American cat café operator

Crumbs and Whiskers is a cat café that foster rescue cats and offer cafe amenities in Washington, D.C., and Los Angeles, California. Crumbs & Whiskers partners with rescues who save cats at risk of euthanasia in high kill shelters and cats facing homelessness on the streets.

Crumbs and Whiskers opened its first cat café in Washington on June 20, 2015; this was the first cat café to open in the Washington metropolitan area. The Washington, D.C., café is partnered with Homeward Trails Animal Rescue, and provides a living space for around 20 to 25 cats at a time. Through the partnership arrangement, the Homeward Trails provides vaccinated and vetted cats to Crumbs and Whiskers, which functions as a foster home for the cats until they are adopted.
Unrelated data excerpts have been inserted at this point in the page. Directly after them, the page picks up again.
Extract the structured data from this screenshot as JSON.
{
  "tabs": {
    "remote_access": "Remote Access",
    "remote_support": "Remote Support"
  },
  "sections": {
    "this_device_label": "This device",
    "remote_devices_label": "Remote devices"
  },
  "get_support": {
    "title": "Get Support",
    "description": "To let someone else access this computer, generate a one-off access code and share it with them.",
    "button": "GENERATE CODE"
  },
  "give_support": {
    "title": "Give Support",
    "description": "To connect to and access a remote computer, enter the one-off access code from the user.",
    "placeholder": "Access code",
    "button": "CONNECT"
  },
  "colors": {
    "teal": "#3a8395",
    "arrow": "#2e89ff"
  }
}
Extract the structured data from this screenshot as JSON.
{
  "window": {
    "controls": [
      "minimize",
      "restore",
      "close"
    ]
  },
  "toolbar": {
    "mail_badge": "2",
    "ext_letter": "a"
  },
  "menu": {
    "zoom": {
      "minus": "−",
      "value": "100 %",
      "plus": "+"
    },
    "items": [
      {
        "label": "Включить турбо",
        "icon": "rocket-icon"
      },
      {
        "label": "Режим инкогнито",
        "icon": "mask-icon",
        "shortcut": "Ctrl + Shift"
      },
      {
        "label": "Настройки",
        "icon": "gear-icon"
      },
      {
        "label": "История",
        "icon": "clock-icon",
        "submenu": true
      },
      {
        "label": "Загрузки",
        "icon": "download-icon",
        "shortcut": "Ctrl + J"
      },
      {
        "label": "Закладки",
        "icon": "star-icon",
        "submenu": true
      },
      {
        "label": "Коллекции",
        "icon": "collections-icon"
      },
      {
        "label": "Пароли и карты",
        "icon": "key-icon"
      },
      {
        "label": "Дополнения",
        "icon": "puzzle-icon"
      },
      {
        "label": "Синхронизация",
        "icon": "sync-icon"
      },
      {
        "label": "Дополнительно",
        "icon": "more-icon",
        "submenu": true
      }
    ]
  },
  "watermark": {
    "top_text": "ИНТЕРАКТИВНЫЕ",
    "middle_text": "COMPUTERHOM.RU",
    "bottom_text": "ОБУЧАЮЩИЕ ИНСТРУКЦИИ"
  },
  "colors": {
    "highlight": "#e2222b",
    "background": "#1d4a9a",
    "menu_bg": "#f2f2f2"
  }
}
The Los Angeles café opened on September 30, 2016, and was the first cat café to open in the Los Angeles metropolitan area. The Los Angeles café is partnered with Stray Cat Alliance, a Los Angeles–based animal rescue which provides cats for the café. Similar to the Washington, D.C., café, the Los Angeles café offers a living space for the cats until they are adopted.

Crumbs and Whiskers uses an online booking system for scheduling visits and offers a fixed admission price per visit.

In January 2026, employees at the Washington location began petitioning for a union alleging unsafe working conditions, low wages, and inadequate cat medical care. The location closed in February 2026 amidst allegations by staff of union busting by ownership but reopened in March 2026 after employees successfully unionized.

==Startup funding==

The business founder, Kanchan Singh, opted to finance the venture by crowdfunding through a Kickstarter project with a target, an amount which she was initially uncertain that she could raise. The Crumbs and Whiskers Kickstarter project reached its funding target less than a day after it launched, and doubled this amount prior to the project deadline. The campaign ended with 705 backers and raised a total of $35,881 for the café.